“Motherless Brooklyn” (Warner Bros.)
By Catholic News Service
Edward Norton wrote, directed and stars in this adaptation of Jonathan Lethem’s 1999 novel and the result is a top-notch crime drama. Norton plays a private detective in 1950s New York whose Tourette’s syndrome is offset by a phenomenal memory for detail. After his friend, mentor and senior partner (Bruce Willis) is murdered while investigating shady real estate deals, he pursues the case and crosses paths with a Robert Moses-like civil servant (Alec Baldwin), a community activist (Gugu Mbatha-Raw) opposed to the bureaucrat’s latest project, a down-on-his-luck architect (Willem Dafoe) and a gifted trumpet player (Michael Kenneth Williams).
As the movie’s plot twists and turns over a long running time, viewers will appreciate its evocation of film noir atmospherics, its powerful jazz score, the innocence of its central romance and the pro-life sympathy Norton wins for its afflicted but good-hearted protagonist.

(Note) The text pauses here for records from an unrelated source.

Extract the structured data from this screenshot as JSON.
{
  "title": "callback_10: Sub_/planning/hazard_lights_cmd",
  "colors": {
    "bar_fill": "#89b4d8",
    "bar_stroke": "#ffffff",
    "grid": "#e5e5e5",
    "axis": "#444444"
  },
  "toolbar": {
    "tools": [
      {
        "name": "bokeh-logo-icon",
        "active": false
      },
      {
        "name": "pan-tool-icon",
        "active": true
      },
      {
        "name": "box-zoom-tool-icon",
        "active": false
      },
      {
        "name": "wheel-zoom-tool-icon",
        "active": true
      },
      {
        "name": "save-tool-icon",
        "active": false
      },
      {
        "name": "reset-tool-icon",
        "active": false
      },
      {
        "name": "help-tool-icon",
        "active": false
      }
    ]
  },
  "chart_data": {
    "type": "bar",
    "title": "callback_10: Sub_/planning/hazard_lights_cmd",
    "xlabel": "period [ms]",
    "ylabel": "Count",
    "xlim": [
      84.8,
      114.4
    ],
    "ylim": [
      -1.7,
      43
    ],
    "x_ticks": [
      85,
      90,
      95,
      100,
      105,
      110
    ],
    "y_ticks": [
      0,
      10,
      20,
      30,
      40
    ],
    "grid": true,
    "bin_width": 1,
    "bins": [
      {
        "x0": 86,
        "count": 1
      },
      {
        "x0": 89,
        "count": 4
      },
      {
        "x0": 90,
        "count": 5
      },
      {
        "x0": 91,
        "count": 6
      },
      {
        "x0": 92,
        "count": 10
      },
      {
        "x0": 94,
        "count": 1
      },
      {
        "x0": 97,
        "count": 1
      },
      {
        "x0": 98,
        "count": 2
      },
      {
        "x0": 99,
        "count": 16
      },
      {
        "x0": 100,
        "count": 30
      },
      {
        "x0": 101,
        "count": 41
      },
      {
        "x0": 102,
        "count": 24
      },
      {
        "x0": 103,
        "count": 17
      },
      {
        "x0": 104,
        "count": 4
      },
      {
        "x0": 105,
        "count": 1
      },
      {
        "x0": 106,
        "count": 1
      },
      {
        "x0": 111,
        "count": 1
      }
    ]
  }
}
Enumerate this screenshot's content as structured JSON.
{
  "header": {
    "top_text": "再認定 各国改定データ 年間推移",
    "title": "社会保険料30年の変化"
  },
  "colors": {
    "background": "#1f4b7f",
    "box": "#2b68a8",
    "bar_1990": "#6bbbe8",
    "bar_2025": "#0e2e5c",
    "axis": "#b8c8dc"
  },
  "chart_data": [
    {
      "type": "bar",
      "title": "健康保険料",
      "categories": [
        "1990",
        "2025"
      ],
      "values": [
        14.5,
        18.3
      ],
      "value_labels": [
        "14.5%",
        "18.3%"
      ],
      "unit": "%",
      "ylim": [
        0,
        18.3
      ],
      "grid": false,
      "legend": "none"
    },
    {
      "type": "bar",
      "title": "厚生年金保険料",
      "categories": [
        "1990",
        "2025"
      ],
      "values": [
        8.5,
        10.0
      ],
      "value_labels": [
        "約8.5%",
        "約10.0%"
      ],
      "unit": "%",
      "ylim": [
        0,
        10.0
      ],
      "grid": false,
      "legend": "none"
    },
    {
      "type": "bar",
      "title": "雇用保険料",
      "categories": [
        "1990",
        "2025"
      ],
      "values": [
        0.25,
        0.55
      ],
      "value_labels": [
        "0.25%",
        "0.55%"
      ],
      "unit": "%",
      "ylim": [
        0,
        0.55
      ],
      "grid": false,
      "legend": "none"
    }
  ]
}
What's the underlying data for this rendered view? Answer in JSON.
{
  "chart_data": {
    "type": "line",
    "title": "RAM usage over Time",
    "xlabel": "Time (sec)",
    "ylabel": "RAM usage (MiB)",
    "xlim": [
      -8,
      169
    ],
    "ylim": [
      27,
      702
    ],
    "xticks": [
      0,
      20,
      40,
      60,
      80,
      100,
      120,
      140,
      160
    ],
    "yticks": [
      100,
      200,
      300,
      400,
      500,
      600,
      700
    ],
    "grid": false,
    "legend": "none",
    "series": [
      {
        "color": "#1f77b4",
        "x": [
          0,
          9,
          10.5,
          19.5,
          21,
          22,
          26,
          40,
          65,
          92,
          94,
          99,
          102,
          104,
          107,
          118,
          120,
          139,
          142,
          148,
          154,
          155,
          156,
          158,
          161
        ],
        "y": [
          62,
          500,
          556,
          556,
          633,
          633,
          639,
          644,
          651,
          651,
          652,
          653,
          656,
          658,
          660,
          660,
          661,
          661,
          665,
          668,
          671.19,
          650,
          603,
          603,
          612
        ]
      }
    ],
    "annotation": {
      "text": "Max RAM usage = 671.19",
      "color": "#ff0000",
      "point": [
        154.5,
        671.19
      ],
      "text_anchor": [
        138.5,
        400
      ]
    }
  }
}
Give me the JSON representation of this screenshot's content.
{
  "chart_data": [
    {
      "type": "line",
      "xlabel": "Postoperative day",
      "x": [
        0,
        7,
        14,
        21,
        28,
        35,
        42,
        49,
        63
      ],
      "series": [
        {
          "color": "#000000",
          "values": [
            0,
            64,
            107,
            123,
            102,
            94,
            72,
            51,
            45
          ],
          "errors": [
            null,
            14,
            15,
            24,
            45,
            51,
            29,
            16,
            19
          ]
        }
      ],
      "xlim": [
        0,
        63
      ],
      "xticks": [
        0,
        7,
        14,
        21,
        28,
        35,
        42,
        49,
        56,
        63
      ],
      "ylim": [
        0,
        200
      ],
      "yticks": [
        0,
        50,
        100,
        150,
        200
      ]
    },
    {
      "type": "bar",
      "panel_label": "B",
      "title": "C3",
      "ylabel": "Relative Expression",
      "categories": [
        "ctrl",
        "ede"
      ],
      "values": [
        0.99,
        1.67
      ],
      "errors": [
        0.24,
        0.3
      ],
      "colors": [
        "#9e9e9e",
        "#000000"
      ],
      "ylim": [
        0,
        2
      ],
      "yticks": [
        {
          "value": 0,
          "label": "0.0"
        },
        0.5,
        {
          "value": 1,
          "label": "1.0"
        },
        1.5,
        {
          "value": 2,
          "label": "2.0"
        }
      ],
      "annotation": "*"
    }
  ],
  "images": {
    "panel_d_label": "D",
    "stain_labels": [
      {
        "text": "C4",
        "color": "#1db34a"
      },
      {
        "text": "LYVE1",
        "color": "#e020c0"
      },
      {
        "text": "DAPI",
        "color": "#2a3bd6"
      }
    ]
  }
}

They will be less impressed by the script’s gritty vocabulary.
Stylized violence with occasional gore, semi-medicinal drug use, frequent profanities, a few milder oaths, pervasive rough and crude language. The Catholic News Service classification is A-III — adults. The Motion Picture Association of America rating is R — restricted. Under 17 requires accompanying parent or adult guardian.